LUCE SU VIBO | I Mancuso “utili” per la carriera
Ma perché i due funzionari della polizia avrebbero ceduto alle pressioni di quello che gli inquirenti definiscono il “consigliori” del clan Mancuso? Una domanda a cui probabilmente solo i diretti pro…

Ma perché i due funzionari della polizia avrebbero ceduto alle pressioni di quello che gli inquirenti definiscono il “consigliori” del clan Mancuso? Una domanda a cui probabilmente solo i diretti protagonisti della vicenda potrebbero dare una risposta. Un`ipotesi, però, l`avanza anche il gip Abigail Mellace: «Appare oltremodo difficile stabilire le motivazioni di questo comportamento, verosimilmente ravvisabili nella tentazione di poter usufruire dei collegamenti politici che i Mancuso possedevano e che sono emersi nel corso delle investigazioni a fini di carriera». È ben noto, infatti, il grado di infiltrazione del potente clan di Limbadi nel tessuto istituzionale non solo calabrese.
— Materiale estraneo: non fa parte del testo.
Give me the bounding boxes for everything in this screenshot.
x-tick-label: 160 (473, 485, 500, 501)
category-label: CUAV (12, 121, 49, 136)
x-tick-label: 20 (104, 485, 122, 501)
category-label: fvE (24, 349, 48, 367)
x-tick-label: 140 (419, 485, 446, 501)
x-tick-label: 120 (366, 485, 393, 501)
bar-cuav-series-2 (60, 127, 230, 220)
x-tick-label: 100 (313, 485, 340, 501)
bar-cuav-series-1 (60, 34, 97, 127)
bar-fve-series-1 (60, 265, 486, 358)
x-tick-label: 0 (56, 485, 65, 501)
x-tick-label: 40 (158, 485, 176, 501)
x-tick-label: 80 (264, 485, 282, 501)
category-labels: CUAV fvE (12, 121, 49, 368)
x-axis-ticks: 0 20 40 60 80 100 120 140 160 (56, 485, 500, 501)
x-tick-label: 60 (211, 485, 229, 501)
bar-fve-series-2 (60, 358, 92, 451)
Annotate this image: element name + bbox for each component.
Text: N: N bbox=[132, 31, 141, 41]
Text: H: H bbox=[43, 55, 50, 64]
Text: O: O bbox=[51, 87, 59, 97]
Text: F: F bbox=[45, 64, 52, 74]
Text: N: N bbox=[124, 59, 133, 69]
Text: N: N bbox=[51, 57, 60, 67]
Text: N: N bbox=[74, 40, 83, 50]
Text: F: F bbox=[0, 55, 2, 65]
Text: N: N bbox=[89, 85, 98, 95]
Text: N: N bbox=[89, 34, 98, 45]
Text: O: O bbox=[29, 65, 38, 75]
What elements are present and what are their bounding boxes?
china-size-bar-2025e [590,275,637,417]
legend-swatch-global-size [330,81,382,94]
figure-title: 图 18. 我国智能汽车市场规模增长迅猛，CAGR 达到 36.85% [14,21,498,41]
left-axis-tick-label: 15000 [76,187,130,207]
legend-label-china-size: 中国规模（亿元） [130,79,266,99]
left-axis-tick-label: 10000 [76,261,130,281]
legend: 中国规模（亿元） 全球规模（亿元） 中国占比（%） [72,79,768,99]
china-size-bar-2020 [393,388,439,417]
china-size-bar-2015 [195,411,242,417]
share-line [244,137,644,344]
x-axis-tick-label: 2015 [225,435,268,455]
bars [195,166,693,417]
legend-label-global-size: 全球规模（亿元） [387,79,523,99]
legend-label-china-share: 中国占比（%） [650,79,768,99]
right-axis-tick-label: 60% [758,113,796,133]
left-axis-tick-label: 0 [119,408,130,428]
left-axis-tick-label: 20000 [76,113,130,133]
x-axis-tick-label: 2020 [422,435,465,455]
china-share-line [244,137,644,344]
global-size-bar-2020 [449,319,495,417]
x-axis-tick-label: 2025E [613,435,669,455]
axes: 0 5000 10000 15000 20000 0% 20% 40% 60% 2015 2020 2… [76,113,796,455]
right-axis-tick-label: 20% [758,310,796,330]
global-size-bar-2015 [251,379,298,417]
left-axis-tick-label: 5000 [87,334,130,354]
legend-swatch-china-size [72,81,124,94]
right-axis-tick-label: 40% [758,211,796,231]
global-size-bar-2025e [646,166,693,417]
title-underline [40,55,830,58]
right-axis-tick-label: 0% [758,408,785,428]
La stessa commissione parlamentare Antimafia ha avuto modo di sottolineare come il clan «ha una forte proiezione nazionale e internazionale per la debolezza del personale politico locale che ha chiesto i voti ai Mancuso o con gli stessi ha rapporti di collusione che durano da molto tempo».
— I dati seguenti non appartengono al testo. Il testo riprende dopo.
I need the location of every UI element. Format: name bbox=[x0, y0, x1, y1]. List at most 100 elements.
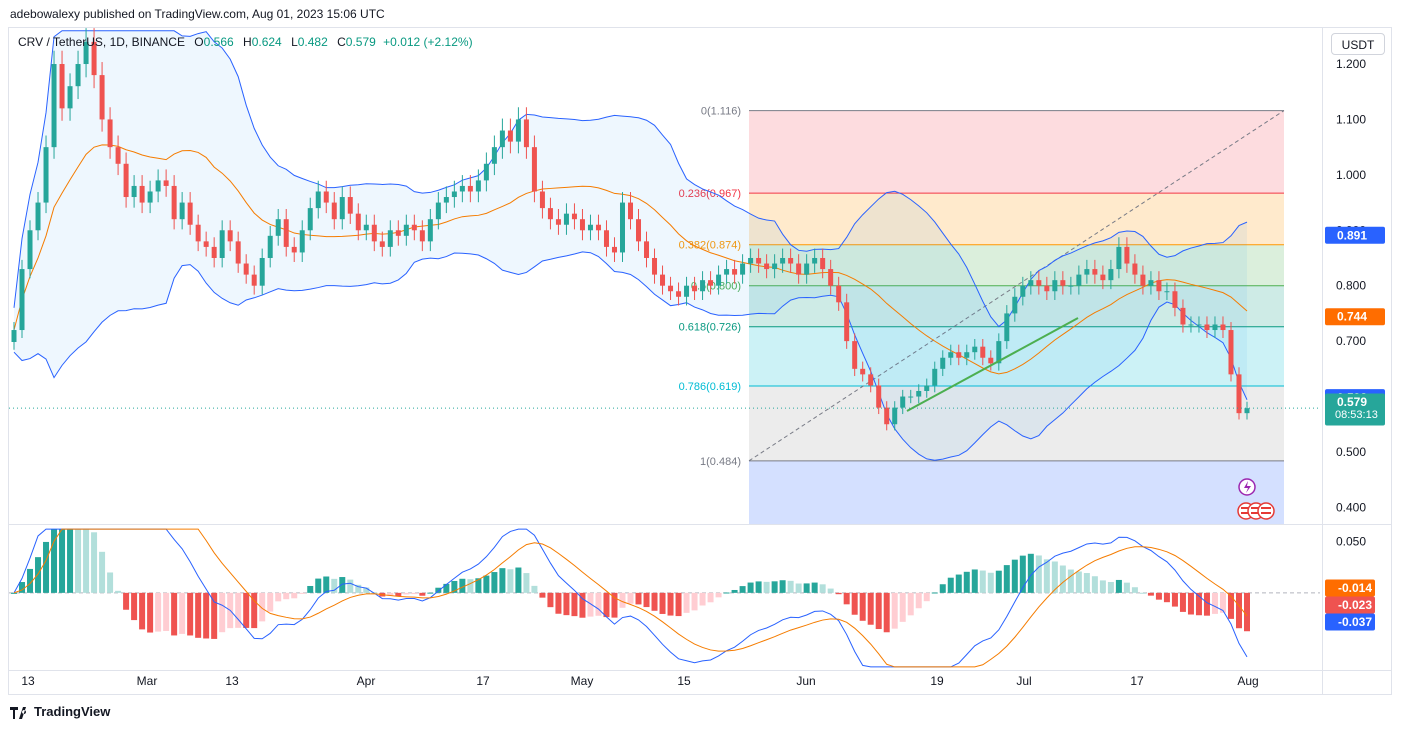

«Ma ciò, come vale per tutti i motivi che inducono a delinquere – prosegue il gip – appare di nessuna rilevanza. Grava sui due funzionari la vera e propria abdicazione dello Stato in un territorio ad alta densità criminale, riversatasi sui cittadini, esposti al potere di assoggettamento di una delle più potenti cosche del distretto». Per il gip, infatti, «il contributo effettivamente prestato dai due funzionari al sodalizio mafioso oggetto di indagine appare di immediata evidenza. Essi – prosegue – si sono astenuti, durante l`intero arco di loro permanenza a Vibo, ma in termini assoluti a far data dal giugno 2009, dallo svolgere qualsivoglia attività sulla cosca più potente della provincia ove prestavano servizio (paradigmatico appare il fatto della mancata ripetizione di controlli tesi a verificare il rispetto da parte di Pantaleone Mancuso classe 1947 degli obblighi connessi alla sorveglianza speciale dopo il 12 giugno 2008, motivato dal terrore di doverlo nuovamente denunciare e magari arrestare), nonostante le direttive ricevute dalla dirigenza della Dda di Catanzaro; hanno omesso di trasmettere alla autorità giudiziaria competente addirittura segnalazioni dalle quali potessero trarsi elementi utili alla impostazione di indagini (anche di contenuto patrimoniale) nei confronti di esponenti della famiglia di Limbadi; hanno consapevolmente indirizzato l`intera attività investigativa della squadra mobile di Vibo nei confronti delle cosche avverse a quella dei Mancuso (in particolare dei cosiddetti “Piscopisani”), allo scopo di rafforzare quest`ultima attraverso l`eliminazione dei suoi rivali, hanno rivelato al difensore di uno dei capi della cosca importanti dettagli riguardanti attività investigative. Non appare di alcun rilievo il fatto che essi abbiano agito, come risulta dalle parole di Rodonò, per amicizia e per dovere gerarchico (questa confessione, piuttosto, costituisce la più eclatante dimostrazione della consapevolezza, da parte dei due funzionari, del loro agire e dei fini dagli stessi perseguiti), trattandosi di pubblici ufficiali che avrebbero avuto il dovere di sottrarsi a richieste criminose provenienti dai loro superiori o da non meglio precisati amici».